Earwig taxonomy

Submitted by rkl on


There is current trend on iNaturalist to us the name Forficula dentata for all UK earwig records. However, this name doesn't exist in the iRecord taxonomy so some observations are not getting through to iRecord. I would be interested to know if this change has been accepted by the UK community. If so, will it result in a change to the iRecord taxonomy and when. 

This may have been posted previously. If so, please direct me to the discussion.



Roy Lowry.


Submitted by andersonkieran on Fri, 17/05/2024 - 12:49


An entirely inexpert voice here, so very happy to be corrected! 

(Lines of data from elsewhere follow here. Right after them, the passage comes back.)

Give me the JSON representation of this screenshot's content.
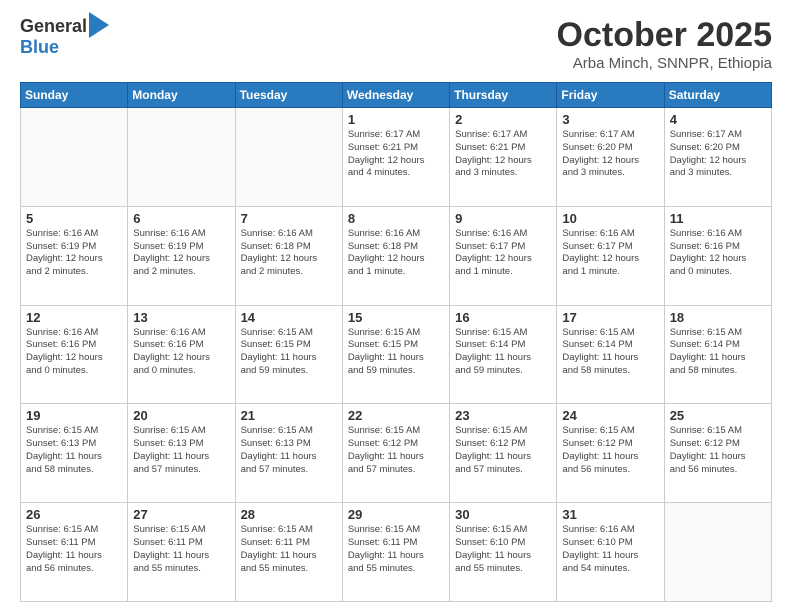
{
  "logo": {
    "general": "General",
    "blue": "Blue"
  },
  "header": {
    "month": "October 2025",
    "location": "Arba Minch, SNNPR, Ethiopia"
  },
  "weekdays": [
    "Sunday",
    "Monday",
    "Tuesday",
    "Wednesday",
    "Thursday",
    "Friday",
    "Saturday"
  ],
  "weeks": [
    [
      {
        "day": "",
        "info": ""
      },
      {
        "day": "",
        "info": ""
      },
      {
        "day": "",
        "info": ""
      },
      {
        "day": "1",
        "info": "Sunrise: 6:17 AM\nSunset: 6:21 PM\nDaylight: 12 hours\nand 4 minutes."
      },
      {
        "day": "2",
        "info": "Sunrise: 6:17 AM\nSunset: 6:21 PM\nDaylight: 12 hours\nand 3 minutes."
      },
      {
        "day": "3",
        "info": "Sunrise: 6:17 AM\nSunset: 6:20 PM\nDaylight: 12 hours\nand 3 minutes."
      },
      {
        "day": "4",
        "info": "Sunrise: 6:17 AM\nSunset: 6:20 PM\nDaylight: 12 hours\nand 3 minutes."
      }
    ],
    [
      {
        "day": "5",
        "info": "Sunrise: 6:16 AM\nSunset: 6:19 PM\nDaylight: 12 hours\nand 2 minutes."
      },
      {
        "day": "6",
        "info": "Sunrise: 6:16 AM\nSunset: 6:19 PM\nDaylight: 12 hours\nand 2 minutes."
      },
      {
        "day": "7",
        "info": "Sunrise: 6:16 AM\nSunset: 6:18 PM\nDaylight: 12 hours\nand 2 minutes."
      },
      {
        "day": "8",
        "info": "Sunrise: 6:16 AM\nSunset: 6:18 PM\nDaylight: 12 hours\nand 1 minute."
      },
      {
        "day": "9",
        "info": "Sunrise: 6:16 AM\nSunset: 6:17 PM\nDaylight: 12 hours\nand 1 minute."
      },
      {
        "day": "10",
        "info": "Sunrise: 6:16 AM\nSunset: 6:17 PM\nDaylight: 12 hours\nand 1 minute."
      },
      {
        "day": "11",
        "info": "Sunrise: 6:16 AM\nSunset: 6:16 PM\nDaylight: 12 hours\nand 0 minutes."
      }
    ],
    [
      {
        "day": "12",
        "info": "Sunrise: 6:16 AM\nSunset: 6:16 PM\nDaylight: 12 hours\nand 0 minutes."
      },
      {
        "day": "13",
        "info": "Sunrise: 6:16 AM\nSunset: 6:16 PM\nDaylight: 12 hours\nand 0 minutes."
      },
      {
        "day": "14",
        "info": "Sunrise: 6:15 AM\nSunset: 6:15 PM\nDaylight: 11 hours\nand 59 minutes."
      },
      {
        "day": "15",
        "info": "Sunrise: 6:15 AM\nSunset: 6:15 PM\nDaylight: 11 hours\nand 59 minutes."
      },
      {
        "day": "16",
        "info": "Sunrise: 6:15 AM\nSunset: 6:14 PM\nDaylight: 11 hours\nand 59 minutes."
      },
      {
        "day": "17",
        "info": "Sunrise: 6:15 AM\nSunset: 6:14 PM\nDaylight: 11 hours\nand 58 minutes."
      },
      {
        "day": "18",
        "info": "Sunrise: 6:15 AM\nSunset: 6:14 PM\nDaylight: 11 hours\nand 58 minutes."
      }
    ],
    [
      {
        "day": "19",
        "info": "Sunrise: 6:15 AM\nSunset: 6:13 PM\nDaylight: 11 hours\nand 58 minutes."
      },
      {
        "day": "20",
        "info": "Sunrise: 6:15 AM\nSunset: 6:13 PM\nDaylight: 11 hours\nand 57 minutes."
      },
      {
        "day": "21",
        "info": "Sunrise: 6:15 AM\nSunset: 6:13 PM\nDaylight: 11 hours\nand 57 minutes."
      },
      {
        "day": "22",
        "info": "Sunrise: 6:15 AM\nSunset: 6:12 PM\nDaylight: 11 hours\nand 57 minutes."
      },
      {
        "day": "23",
        "info": "Sunrise: 6:15 AM\nSunset: 6:12 PM\nDaylight: 11 hours\nand 57 minutes."
      },
      {
        "day": "24",
        "info": "Sunrise: 6:15 AM\nSunset: 6:12 PM\nDaylight: 11 hours\nand 56 minutes."
      },
      {
        "day": "25",
        "info": "Sunrise: 6:15 AM\nSunset: 6:12 PM\nDaylight: 11 hours\nand 56 minutes."
      }
    ],
    [
      {
        "day": "26",
        "info": "Sunrise: 6:15 AM\nSunset: 6:11 PM\nDaylight: 11 hours\nand 56 minutes."
      },
      {
        "day": "27",
        "info": "Sunrise: 6:15 AM\nSunset: 6:11 PM\nDaylight: 11 hours\nand 55 minutes."
      },
      {
        "day": "28",
        "info": "Sunrise: 6:15 AM\nSunset: 6:11 PM\nDaylight: 11 hours\nand 55 minutes."
      },
      {
        "day": "29",
        "info": "Sunrise: 6:15 AM\nSunset: 6:11 PM\nDaylight: 11 hours\nand 55 minutes."
      },
      {
        "day": "30",
        "info": "Sunrise: 6:15 AM\nSunset: 6:10 PM\nDaylight: 11 hours\nand 55 minutes."
      },
      {
        "day": "31",
        "info": "Sunrise: 6:16 AM\nSunset: 6:10 PM\nDaylight: 11 hours\nand 54 minutes."
      },
      {
        "day": "",
        "info": ""
      }
    ]
  ]
}
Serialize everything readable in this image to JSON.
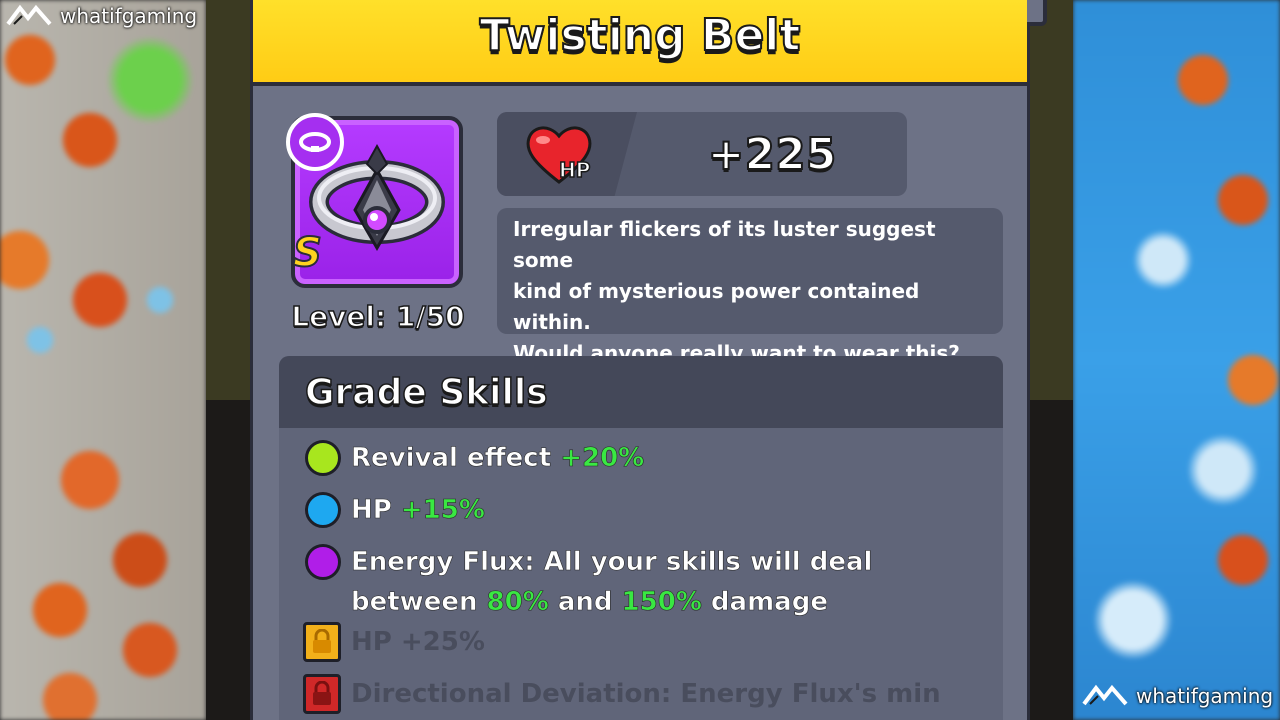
{
  "watermark": {
    "text": "whatifgaming"
  },
  "item": {
    "name": "Twisting Belt",
    "grade_letter": "S",
    "level": "Level: 1/50",
    "rarity_color": "#b53bff"
  },
  "stat": {
    "icon_label": "HP",
    "value": "+225"
  },
  "description": [
    "Irregular flickers of its luster suggest some",
    "kind of mysterious power contained within.",
    "Would anyone really want to wear this?"
  ],
  "grade_skills": {
    "title": "Grade Skills",
    "skills": [
      {
        "color": "#a8e61e",
        "icon": "green-dot",
        "name": "Revival effect ",
        "bonus": "+20%",
        "locked": false
      },
      {
        "color": "#1ea8f0",
        "icon": "blue-dot",
        "name": "HP ",
        "bonus": "+15%",
        "locked": false
      },
      {
        "color": "#b01ee8",
        "icon": "purple-dot",
        "line1": "Energy Flux: All your skills will deal",
        "line2_a": "between ",
        "line2_b": "80%",
        "line2_c": " and ",
        "line2_d": "150%",
        "line2_e": " damage",
        "locked": false
      },
      {
        "color": "#f2b01a",
        "icon": "lock-icon-gold",
        "name": "HP +25%",
        "locked": true
      },
      {
        "color": "#d02828",
        "icon": "lock-icon-red",
        "name": "Directional Deviation: Energy Flux's min",
        "locked": true
      }
    ]
  }
}
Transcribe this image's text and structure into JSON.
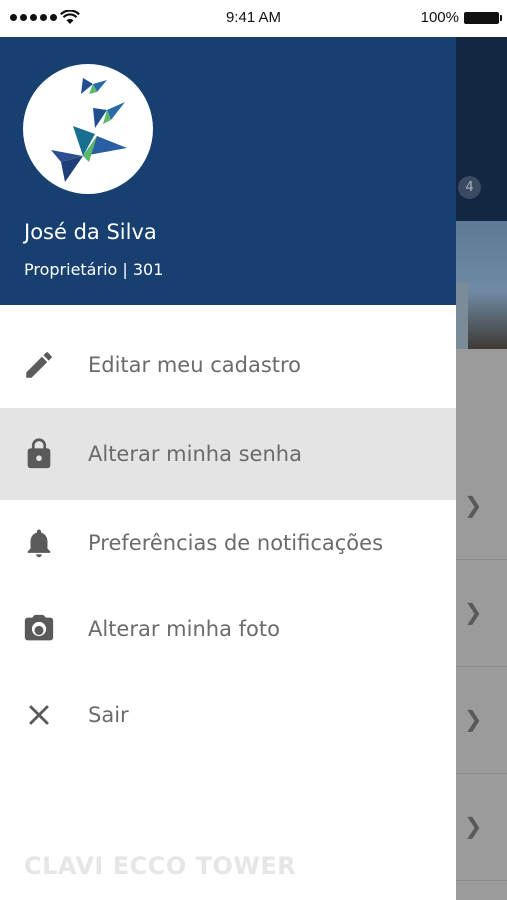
{
  "status_bar": {
    "time": "9:41 AM",
    "battery": "100%"
  },
  "background_page": {
    "badge": "4"
  },
  "drawer": {
    "user": {
      "name": "José da Silva",
      "role": "Proprietário | 301"
    },
    "menu": [
      {
        "label": "Editar meu cadastro",
        "icon": "pencil-icon",
        "active": false
      },
      {
        "label": "Alterar minha senha",
        "icon": "lock-icon",
        "active": true
      },
      {
        "label": "Preferências de notificações",
        "icon": "bell-icon",
        "active": false
      },
      {
        "label": "Alterar minha foto",
        "icon": "camera-icon",
        "active": false
      },
      {
        "label": "Sair",
        "icon": "close-icon",
        "active": false
      }
    ],
    "footer_brand": "CLAVI ECCO TOWER"
  },
  "colors": {
    "header": "#173f70",
    "active_item": "#e4e4e4",
    "icon": "#5a5a5a",
    "label": "#6b6b6b"
  }
}
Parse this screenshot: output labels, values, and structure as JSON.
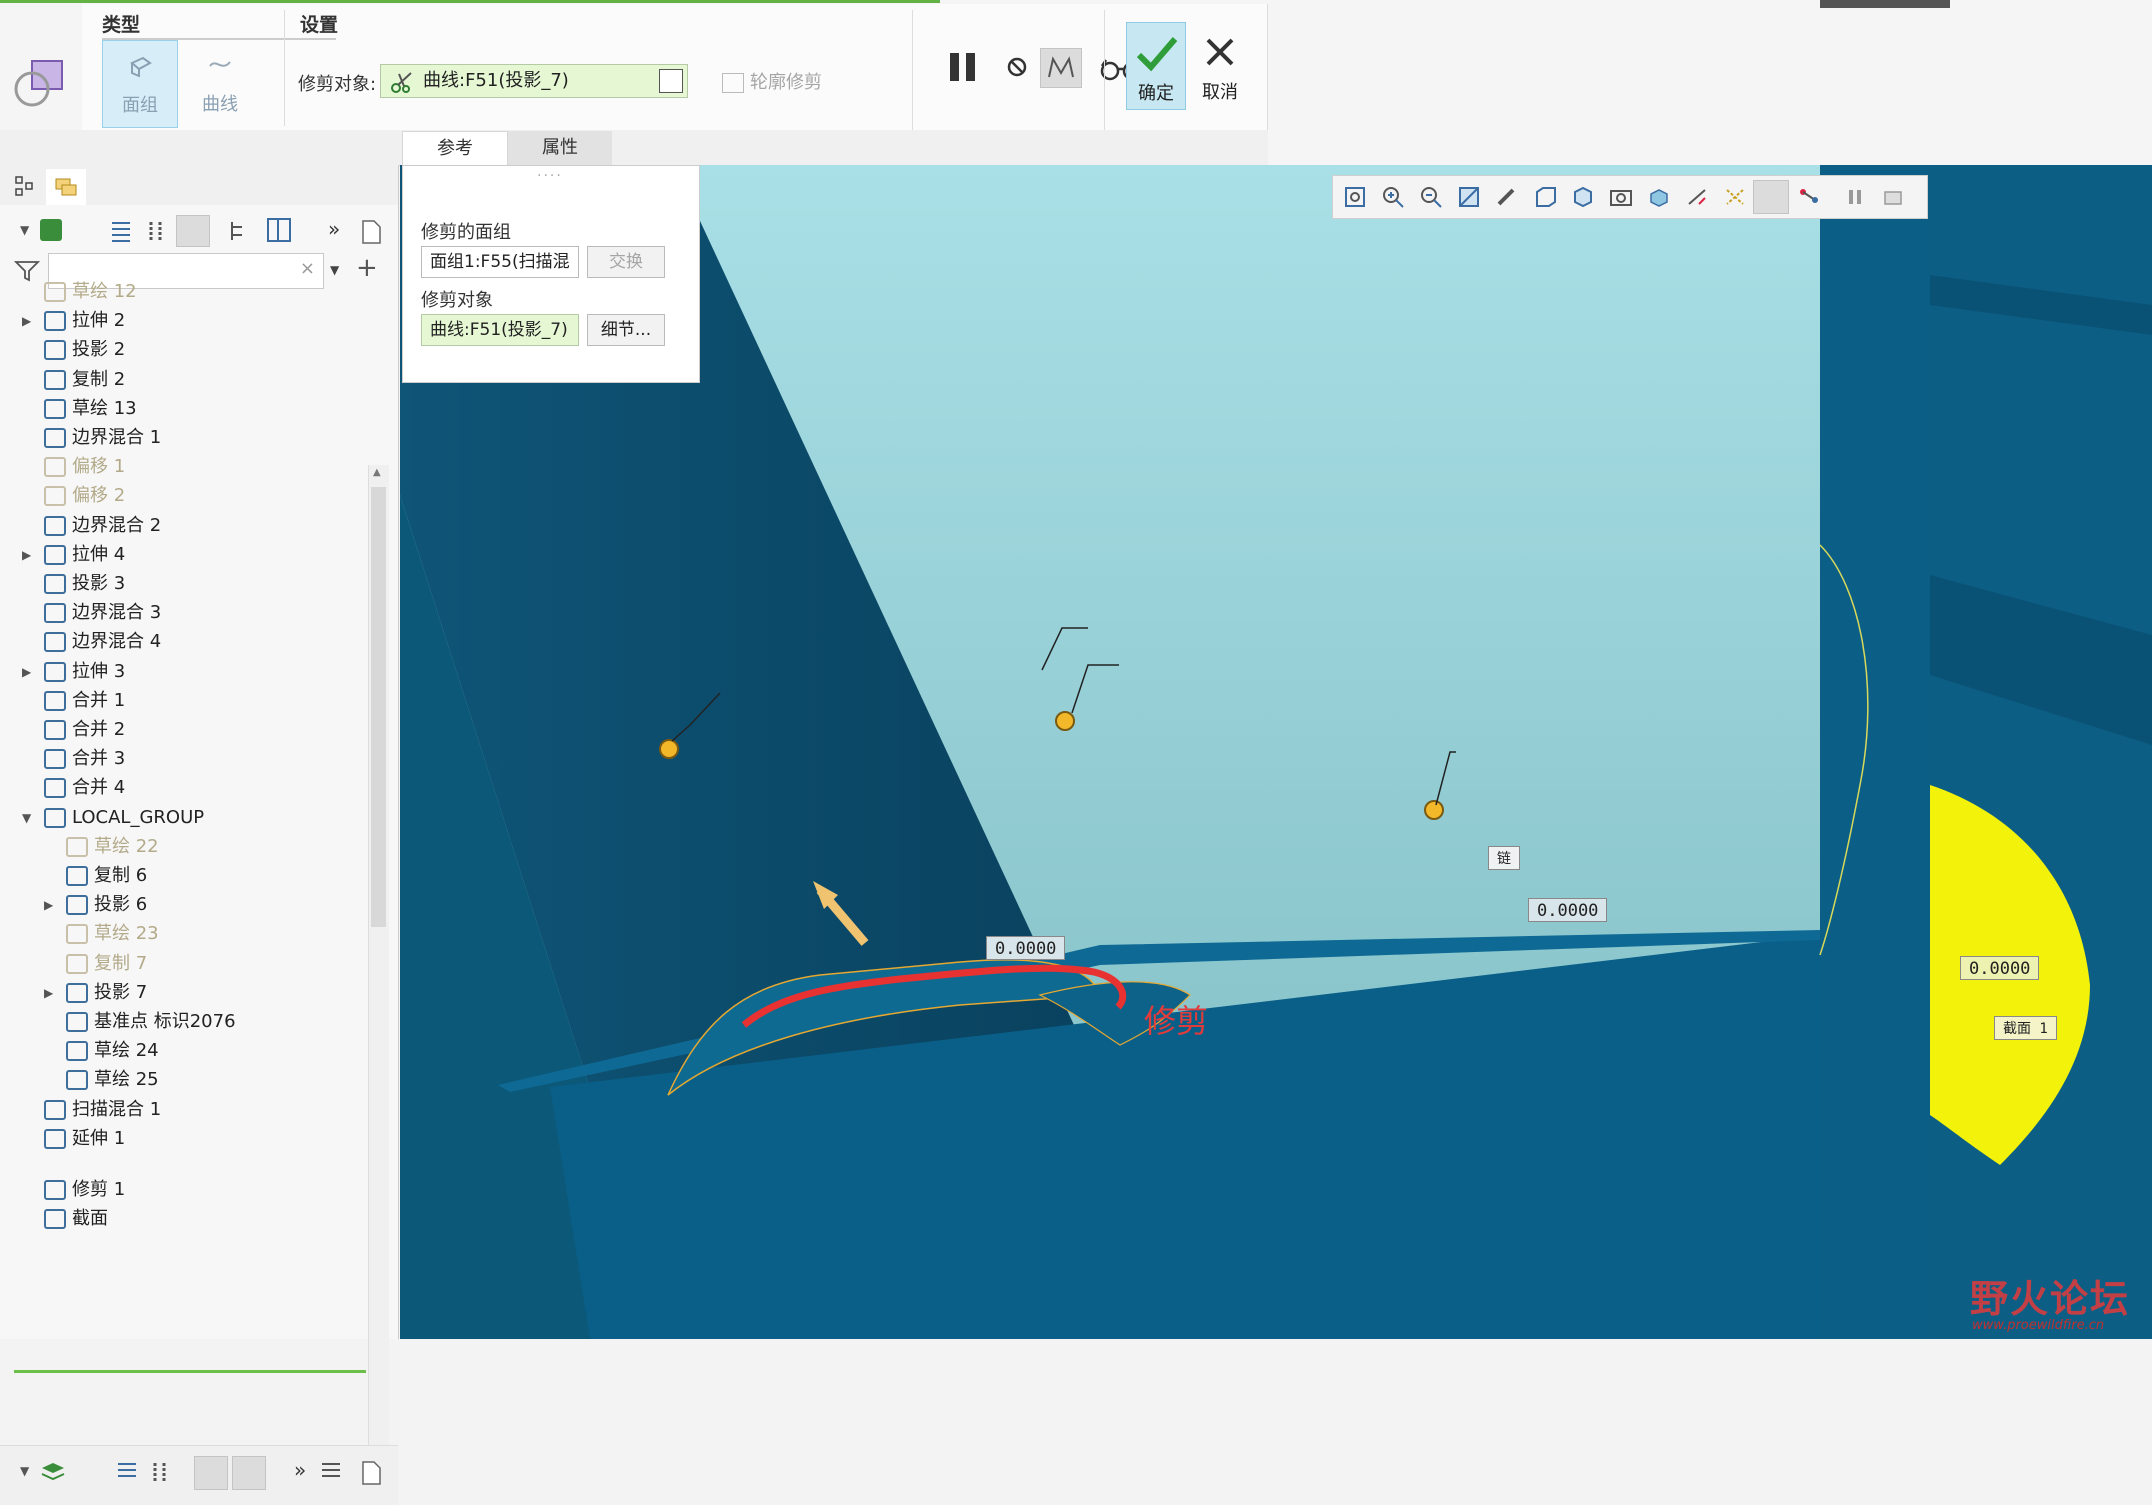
{
  "ribbon": {
    "type_group_title": "类型",
    "type_buttons": [
      "面组",
      "曲线"
    ],
    "settings_group_title": "设置",
    "trim_object_label": "修剪对象:",
    "trim_object_value": "曲线:F51(投影_7)",
    "contour_trim_label": "轮廓修剪",
    "confirm_label": "确定",
    "cancel_label": "取消",
    "tabs": [
      "参考",
      "属性"
    ]
  },
  "reference_panel": {
    "trimmed_quilt_label": "修剪的面组",
    "trimmed_quilt_value": "面组1:F55(扫描混",
    "swap_button": "交换",
    "trim_object_label": "修剪对象",
    "trim_object_value": "曲线:F51(投影_7)",
    "details_button": "细节..."
  },
  "model_tree": {
    "items": [
      {
        "label": "草绘 12",
        "dim": true
      },
      {
        "label": "拉伸 2",
        "dim": false
      },
      {
        "label": "投影 2",
        "dim": false
      },
      {
        "label": "复制 2",
        "dim": false
      },
      {
        "label": "草绘 13",
        "dim": false
      },
      {
        "label": "边界混合 1",
        "dim": false
      },
      {
        "label": "偏移 1",
        "dim": true
      },
      {
        "label": "偏移 2",
        "dim": true
      },
      {
        "label": "边界混合 2",
        "dim": false
      },
      {
        "label": "拉伸 4",
        "dim": false
      },
      {
        "label": "投影 3",
        "dim": false
      },
      {
        "label": "边界混合 3",
        "dim": false
      },
      {
        "label": "边界混合 4",
        "dim": false
      },
      {
        "label": "拉伸 3",
        "dim": false
      },
      {
        "label": "合并 1",
        "dim": false
      },
      {
        "label": "合并 2",
        "dim": false
      },
      {
        "label": "合并 3",
        "dim": false
      },
      {
        "label": "合并 4",
        "dim": false
      },
      {
        "label": "LOCAL_GROUP",
        "dim": false
      },
      {
        "label": "草绘 22",
        "dim": true
      },
      {
        "label": "复制 6",
        "dim": false
      },
      {
        "label": "投影 6",
        "dim": false
      },
      {
        "label": "草绘 23",
        "dim": true
      },
      {
        "label": "复制 7",
        "dim": true
      },
      {
        "label": "投影 7",
        "dim": false
      },
      {
        "label": "基准点 标识2076",
        "dim": false
      },
      {
        "label": "草绘 24",
        "dim": false
      },
      {
        "label": "草绘 25",
        "dim": false
      },
      {
        "label": "扫描混合 1",
        "dim": false
      },
      {
        "label": "延伸 1",
        "dim": false
      },
      {
        "label": "修剪 1",
        "dim": false
      },
      {
        "label": "截面",
        "dim": false
      }
    ]
  },
  "viewport": {
    "dim_left": "0.0000",
    "dim_right": "0.0000",
    "dim_far_right": "0.0000",
    "chain_tag": "链",
    "section_tag": "截面 1",
    "annotation_text": "修剪"
  },
  "watermark": {
    "text": "野火论坛",
    "url": "www.proewildfire.cn"
  },
  "colors": {
    "accent_green": "#62b245",
    "confirm_bg": "#c7e8f3",
    "surface_dark": "#0a4d6e",
    "surface_mid": "#0e5f86",
    "background_sky": "#9fd7e0",
    "trim_curve": "#e83232",
    "highlight_yellow": "#f2f20a",
    "annotation_red": "#e23b3b"
  }
}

A little worrying that all earwigs in the UK are being labeled as such, as we have a number of other species, not just the common one… 

There has long (at least from the 1960’s I seem to recall but cannot currently put my finger on a source……) been some acceptance that Forficula auricularia is a species complex of a number of cryptic species, in this paper https://academic.oup.com/zoolinnean/article/190/3/788/5894910?login=false, a number of species, including F. dentata, are established on the basis of genetic characteristics. While F. dentata has been established as present in the UK, I don’t think that there has been any large scale work to establish that it is the only member of the species complex in the UK, very keen to be corrected if otherwise. Theres a big differences in being able to say that a member of a species complex is present in the UK, to this being the only member on the complex in the UK, that might be able to justify a morphological 

I think that the situation remains that F. dentata is only diagnosable on genetics and is not presently on morphology. I’d be surprised if many iNaturalist records have the barcoding to establish the species, so remain as F. auricularia agg.  

I think iRecord relies on the UK Species Inventory for the list of available species, which appears not to have listed F. dentata, or to have recognised F. auricularia as an aggregate.  The UKSI moves in mysterious ways and is not transparent in its reasoning for anything and is frankly mysterious about getting anything updated. 

I think there is a bigger issue about how iRecord, via the UK Species Inventory, handles species aggregates and evolving species concepts as there are, I think, at least some inconsistency about how the issue is handled, likely as a result of differing approaches between recording schemes and practices between differing domains of life. 

It’s unfortunate that iRecord doesn’t presently have a facility to submit the results of barcoding.